The exception is permitted, the high court said, because the gun posts an imminent threat. The interpretation of the public safety exception was broadened by the Department of Justice a couple of years ago basically to account for terrorism.

Now, not only do investigators have some period of time to make sure there aren't other accomplices or other plots or unfolding attacks, the Justice Department said that even if all the relevant public safety questions have been answered, there may be still a need to collect intelligence so they can continue to question. And the people who determine this - and that's why it's important - is that the FBI in consultation with DOJ decide if this is the case.

LYDEN: So if the Boston Marathon case - it might be that investigators are trying to find out if other terrorist groups are targeting the U.S. or whether some group sent the Tsarnaev brothers in to attack the U.S.?

TEMPLE-RASTON: Yes. They could use the exception for that. Exactly.

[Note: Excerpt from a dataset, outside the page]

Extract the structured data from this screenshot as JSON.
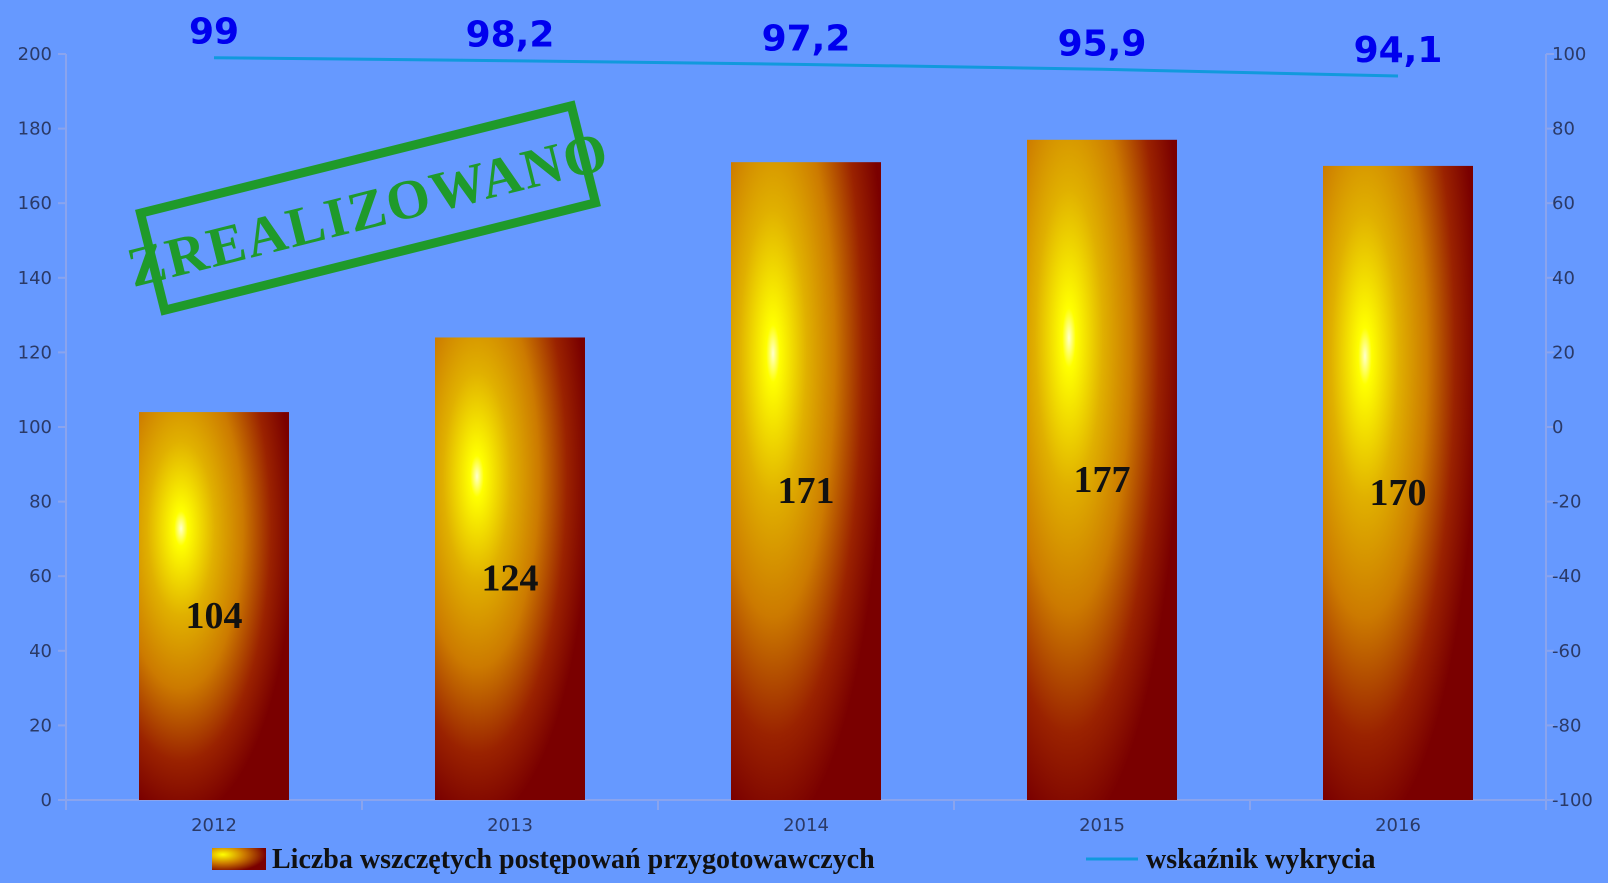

LYDEN: So if a public safety exception is invoked - and as you said, this goes all the way back to 1984, although it was enhanced more recently - can he still get a lawyer?

TEMPLE-RASTON: Well, we understand that Dzhokhar is still in serious condition for his gunshot wounds. We know that the public defender - federal public defender in Boston has said he'll have a public defender. But assuming he's sitting up, he can at any point say, I won't talk to you without a lawyer. The question of reading his rights is not the same as whether or not he actually has those rights. He has the right to the assistance of counsel just like any of us does.

LYDEN: So why not simply Mirandize him?

TEMPLE-RASTON: Well, the concern is that he'll actually exercise his right to remain silent. It happened in the Abdul Muttalib case in which he just decided not to talk to investigators anymore.

LYDEN: In this case, well, everything they would get from Dzhokhar Tsarnaev, would it all be admissible in court?

TEMPLE-RASTON: It depends how long they go without actually Mirandizing him and reading him his rights. It depends on whether in good faith, they believe there are bombs and accomplices out there, and whether they believe there are other people who sent the two brothers here to attack the U.S. So it would be admissible but only for a period of time.

With the underwear bomber in 2009, a young man named Umar Farouk Abdulmutallab, the FBI questioned him for 50 minutes to find out if there was another imminent attack and then they read him his rights, and he eventually pled guilty. In the Boston case, admissibility isn't the sort of primary concern because there are quite a number of eyewitnesses that they could use in court.

LYDEN: NPR's Dina Temple-Raston, thank you again.